Former Smiths frontman Morrissey won Literary Review’s Bad Sex in Fiction Award at a ceremony in London for his debut novel, List of the Lost, the follow-up to his 2013 Autobiography. The outspoken singer did not attend the ceremony Tuesday night — citing a busy touring schedule — so music critic Charles Shaar Murray accepted the prize on Morrissey’s behalf.

“Ladies and gentleman in an ideal world, this award would be received by Morrissey. Or by somebody who publishes Morrissey. Or by somebody who likes Morrissey. Unfortunately no such person could be found,” Murray said during the acceptance speech.

List of the Lost follows four student-athletes on a cursed relay team. Critics panned it after its release in the fall, with Guardian’s Michael Hann urging potential readers not to buy the book, calling it “an unpolished turd of a book, the stale excrement of Morrissey’s imagination.”

Morrissey has previously spoken about the book’s demonology theme, and “path of black magic.” Read his description below, via True to You:

“The theme is demonology… the left-handed path of black magic. It is about a sports relay team in 1970s America who accidentally kill a wretch who, in esoteric language, might be known as a Fetch… a discarnate entity in physical form. He appears, though, as an omen of the immediate deaths of each member of the relay team. He is a life force of a devil incarnate, yet in his astral shell he is one phase removed from life. The wretch begins a banishing ritual of the four main characters, and therefore his own death at the beginning of the book is illusory.”

List of the Lost

List of the Lost was hailed as an early favorite for the award because “the judges were swayed by an ecstatic scene involving Ezra, one of the athletes, and his plucky girlfriend, Eliza.”
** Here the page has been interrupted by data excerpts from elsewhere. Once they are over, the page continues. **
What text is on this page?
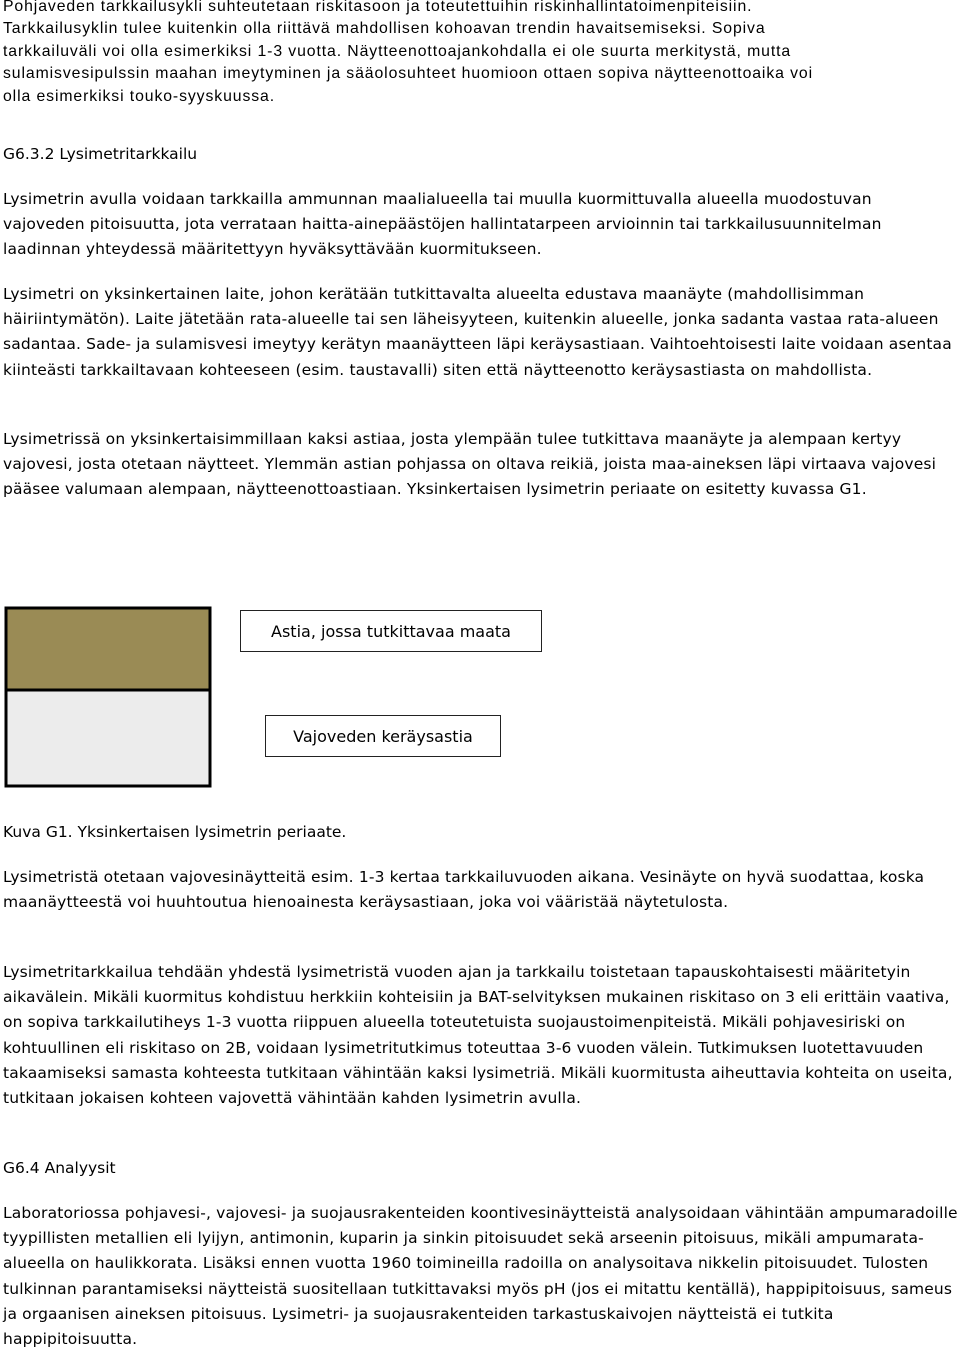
Pohjaveden tarkkailusykli suhteutetaan riskitasoon ja toteutettuihin riskinhallintatoimenpiteisiin.
Tarkkailusyklin tulee kuitenkin olla riittävä mahdollisen kohoavan trendin havaitsemiseksi. Sopiva
tarkkailuväli voi olla esimerkiksi 1-3 vuotta. Näytteenottoajankohdalla ei ole suurta merkitystä, mutta
sulamisvesipulssin maahan imeytyminen ja sääolosuhteet huomioon ottaen sopiva näytteenottoaika voi
olla esimerkiksi touko-syyskuussa.
G6.3.2 Lysimetritarkkailu

Lysimetrin avulla voidaan tarkkailla ammunnan maalialueella tai muulla kuormittuvalla alueella muodostuvan vajoveden pitoisuutta, jota verrataan haitta-ainepäästöjen hallintatarpeen arvioinnin tai tarkkailusuunnitelman laadinnan yhteydessä määritettyyn hyväksyttävään kuormitukseen.

Lysimetri on yksinkertainen laite, johon kerätään tutkittavalta alueelta edustava maanäyte (mahdollisimman häiriintymätön). Laite jätetään rata-alueelle tai sen läheisyyteen, kuitenkin alueelle, jonka sadanta vastaa rata-alueen sadantaa. Sade- ja sulamisvesi imeytyy kerätyn maanäytteen läpi keräysastiaan. Vaihtoehtoisesti laite voidaan asentaa kiinteästi tarkkailtavaan kohteeseen (esim. taustavalli) siten että näytteenotto keräysastiasta on mahdollista.

Lysimetrissä on yksinkertaisimmillaan kaksi astiaa, josta ylempään tulee tutkittava maanäyte ja alempaan kertyy vajovesi, josta otetaan näytteet. Ylemmän astian pohjassa on oltava reikiä, joista maa-aineksen läpi virtaava vajovesi pääsee valumaan alempaan, näytteenottoastiaan. Yksinkertaisen lysimetrin periaate on esitetty kuvassa G1.

Astia, jossa tutkittavaa maata
Vajoveden keräysastia

Kuva G1. Yksinkertaisen lysimetrin periaate.

Lysimetristä otetaan vajovesinäytteitä esim. 1-3 kertaa tarkkailuvuoden aikana. Vesinäyte on hyvä suodattaa, koska maanäytteestä voi huuhtoutua hienoainesta keräysastiaan, joka voi vääristää näytetulosta.

Lysimetritarkkailua tehdään yhdestä lysimetristä vuoden ajan ja tarkkailu toistetaan tapauskohtaisesti määritetyin aikavälein. Mikäli kuormitus kohdistuu herkkiin kohteisiin ja BAT-selvityksen mukainen riskitaso on 3 eli erittäin vaativa, on sopiva tarkkailutiheys 1-3 vuotta riippuen alueella toteutetuista suojaustoimenpiteistä. Mikäli pohjavesiriski on kohtuullinen eli riskitaso on 2B, voidaan lysimetritutkimus toteuttaa 3-6 vuoden välein. Tutkimuksen luotettavuuden takaamiseksi samasta kohteesta tutkitaan vähintään kaksi lysimetriä. Mikäli kuormitusta aiheuttavia kohteita on useita, tutkitaan jokaisen kohteen vajovettä vähintään kahden lysimetrin avulla.

G6.4 Analyysit

Laboratoriossa pohjavesi-, vajovesi- ja suojausrakenteiden koontivesinäytteistä analysoidaan vähintään ampumaradoille tyypillisten metallien eli lyijyn, antimonin, kuparin ja sinkin pitoisuudet sekä arseenin pitoisuus, mikäli ampumarata-alueella on haulikkorata. Lisäksi ennen vuotta 1960 toimineilla radoilla on analysoitava nikkelin pitoisuudet. Tulosten tulkinnan parantamiseksi näytteistä suositellaan tutkittavaksi myös pH (jos ei mitattu kentällä), happipitoisuus, sameus ja orgaanisen aineksen pitoisuus. Lysimetri- ja suojausrakenteiden tarkastuskaivojen näytteistä ei tutkita happipitoisuutta.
The book won for the following passage:

“At this, Eliza and Ezra rolled together into the one giggling snowball of full-figured copulation, screaming and shouting as they playfully bit and pulled at each other in a dangerous and clamorous rollercoaster coil of sexually violent rotation with Eliza’s breasts barrel-rolled across Ezra’s howling mouth and the pained frenzy of his bulbous salutation extenuating his excitement as it whacked and smacked its way into every muscle of Eliza’s body except for the otherwise central zone.”

London-based Literary Review established the prize in 1993 and describes its purpose as “to draw attention to poorly written, perfunctory or redundant passages of sexual description in modern fiction, and to discourage them.” As NY Times notes, erotic fiction does not qualify for the prize. Past winners include Norman Mailer, Tom Wolfe, Ben Okri, and Sebastian Faulks.

While he has an incredibly loyal fanbase, an extensive library of hit songs, and large platform from which to speak his mind, Morrissey confessed in an interview with the Paraguayan publication Ultima Hora that he has considered quitting music.

“The music business is difficult. I have been cheated many, many times, and so it becomes difficult to live with that, because people who cheat you are protected by well-placed friends in high places. But I love singing, I can say that honestly. I dream of creating and working in an animal sanctuary, but around the world there are offers for me to continue singing and I’m happy to do so as long as people want me.”

Morrissey was dropped from his record label, Capitol/Harvest, last year after he posted a lengthy rant on True-to-You in which he criticized them for failing to fund a music video to support his album, World Peace Is None of Your Business.